Najlepsza polska tenisistka spędziła w piątek na lotnisku w Auckland 90 minut, ponieważ tyle czasu trwały wszystkie procedury, włącznie z wydawaniem bagaży. Obsługa w specjalny sposób potraktowała pakistańską krykietową drużynę narodową, która przyleciała do Nowej Zelandii na serię spotkań z zespołem "Black Caps", natomiast była druga rakieta świata musiała cierpliwie czekać razem z innymi pasażerami.
Mimo tego Agnieszka Radwańska nie miała do nikogo żadnych pretensji. Krakowianka jest już przyzwyczajona do długich podróży i różnych przygód na lotniskach całego świata. - Kolejki są bardzo długie, dlatego na bagaż trzeba czekać 40 minut. Wykorzystałam ten czas na odpoczynek. Moja podróż trwała bardzo długo, bo ponad 30 godzin, ale na takie trzeba być zawsze przygotowanym na początku sezonu - przyznała Polka.

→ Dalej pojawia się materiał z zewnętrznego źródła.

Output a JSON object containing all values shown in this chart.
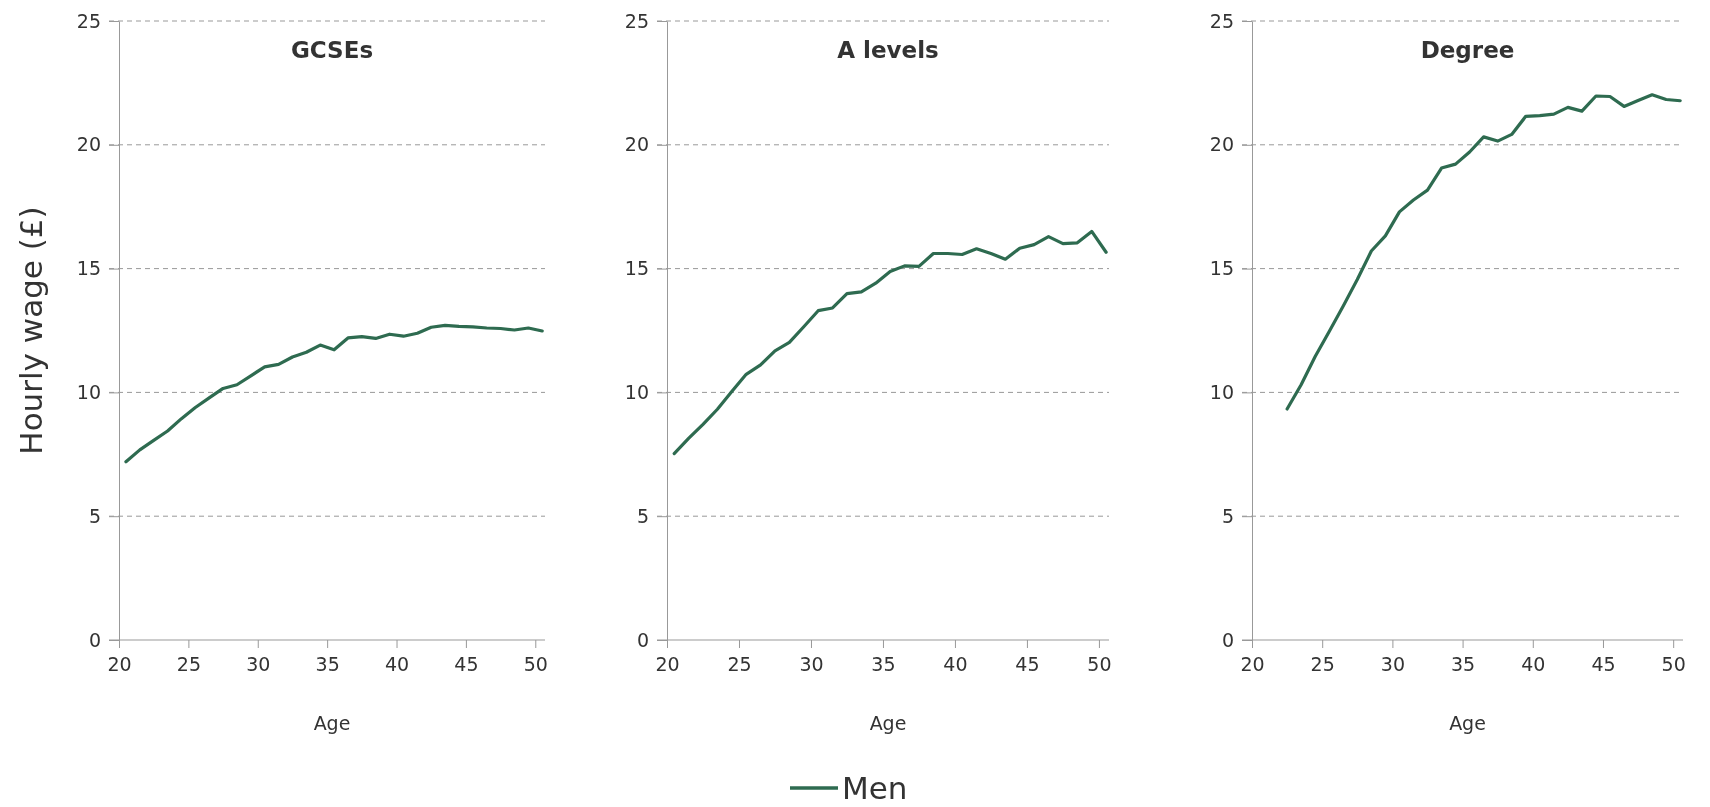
{
  "chart_data": [
    {
      "type": "line",
      "title": "GCSEs",
      "xlabel": "Age",
      "ylabel": "Hourly wage (£)",
      "xlim": [
        20,
        50.7
      ],
      "xticks": [
        20,
        25,
        30,
        35,
        40,
        45,
        50
      ],
      "ylim": [
        0,
        25
      ],
      "yticks": [
        0,
        5,
        10,
        15,
        20,
        25
      ],
      "grid": "y",
      "legend": "bottom",
      "x": [
        20.5,
        21.5,
        22.5,
        23.5,
        24.5,
        25.5,
        26.5,
        27.5,
        28.5,
        29.5,
        30.5,
        31.5,
        32.5,
        33.5,
        34.5,
        35.5,
        36.5,
        37.5,
        38.5,
        39.5,
        40.5,
        41.5,
        42.5,
        43.5,
        44.5,
        45.5,
        46.5,
        47.5,
        48.5,
        49.5,
        50.5
      ],
      "series": [
        {
          "name": "Men",
          "color": "#2e6b50",
          "values": [
            7.2,
            7.68,
            8.06,
            8.44,
            8.94,
            9.39,
            9.78,
            10.16,
            10.31,
            10.67,
            11.03,
            11.13,
            11.43,
            11.62,
            11.91,
            11.72,
            12.2,
            12.25,
            12.18,
            12.35,
            12.27,
            12.39,
            12.63,
            12.71,
            12.67,
            12.65,
            12.6,
            12.58,
            12.52,
            12.6,
            12.48
          ]
        }
      ]
    },
    {
      "type": "line",
      "title": "A levels",
      "xlabel": "Age",
      "xlim": [
        20,
        50.7
      ],
      "xticks": [
        20,
        25,
        30,
        35,
        40,
        45,
        50
      ],
      "ylim": [
        0,
        25
      ],
      "yticks": [
        0,
        5,
        10,
        15,
        20,
        25
      ],
      "grid": "y",
      "x": [
        20.5,
        21.5,
        22.5,
        23.5,
        24.5,
        25.5,
        26.5,
        27.5,
        28.5,
        29.5,
        30.5,
        31.5,
        32.5,
        33.5,
        34.5,
        35.5,
        36.5,
        37.5,
        38.5,
        39.5,
        40.5,
        41.5,
        42.5,
        43.5,
        44.5,
        45.5,
        46.5,
        47.5,
        48.5,
        49.5,
        50.5
      ],
      "series": [
        {
          "color": "#2e6b50",
          "values": [
            7.53,
            8.14,
            8.71,
            9.32,
            10.04,
            10.73,
            11.11,
            11.68,
            12.02,
            12.65,
            13.3,
            13.41,
            13.99,
            14.06,
            14.41,
            14.88,
            15.11,
            15.09,
            15.61,
            15.61,
            15.57,
            15.8,
            15.61,
            15.38,
            15.82,
            15.97,
            16.29,
            16.01,
            16.04,
            16.5,
            15.66
          ]
        }
      ]
    },
    {
      "type": "line",
      "title": "Degree",
      "xlabel": "Age",
      "xlim": [
        20,
        50.7
      ],
      "xticks": [
        20,
        25,
        30,
        35,
        40,
        45,
        50
      ],
      "ylim": [
        0,
        25
      ],
      "yticks": [
        0,
        5,
        10,
        15,
        20,
        25
      ],
      "grid": "y",
      "x": [
        22.5,
        23.5,
        24.5,
        25.5,
        26.5,
        27.5,
        28.5,
        29.5,
        30.5,
        31.5,
        32.5,
        33.5,
        34.5,
        35.5,
        36.5,
        37.5,
        38.5,
        39.5,
        40.5,
        41.5,
        42.5,
        43.5,
        44.5,
        45.5,
        46.5,
        47.5,
        48.5,
        49.5,
        50.5
      ],
      "series": [
        {
          "color": "#2e6b50",
          "values": [
            9.33,
            10.31,
            11.45,
            12.46,
            13.49,
            14.56,
            15.71,
            16.32,
            17.29,
            17.77,
            18.17,
            19.06,
            19.22,
            19.71,
            20.32,
            20.15,
            20.42,
            21.15,
            21.18,
            21.24,
            21.51,
            21.36,
            21.97,
            21.95,
            21.55,
            21.79,
            22.02,
            21.83,
            21.78
          ]
        }
      ]
    }
  ]
}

Krakowianka zajmuje obecnie 28. lokatę w rankingu WTA. Do Auckland przyleciała po pięciu latach. Ostatnio zaczynała sezon w Perth w ramach Pucharu Hopmana (2014-2015) oraz Shenzhen (2016-2017), ale teraz zdecydowała się powrócić do miejsca, gdzie w 2013 roku cieszyła się z tytułu. - Wspaniale jest znowu być w Auckland, od tego czasu minęło już trochę lat. Mam stąd wspaniałe wspomnienia, dlatego jestem bardzo szczęśliwa, że tutaj jestem - stwierdziła "Isia".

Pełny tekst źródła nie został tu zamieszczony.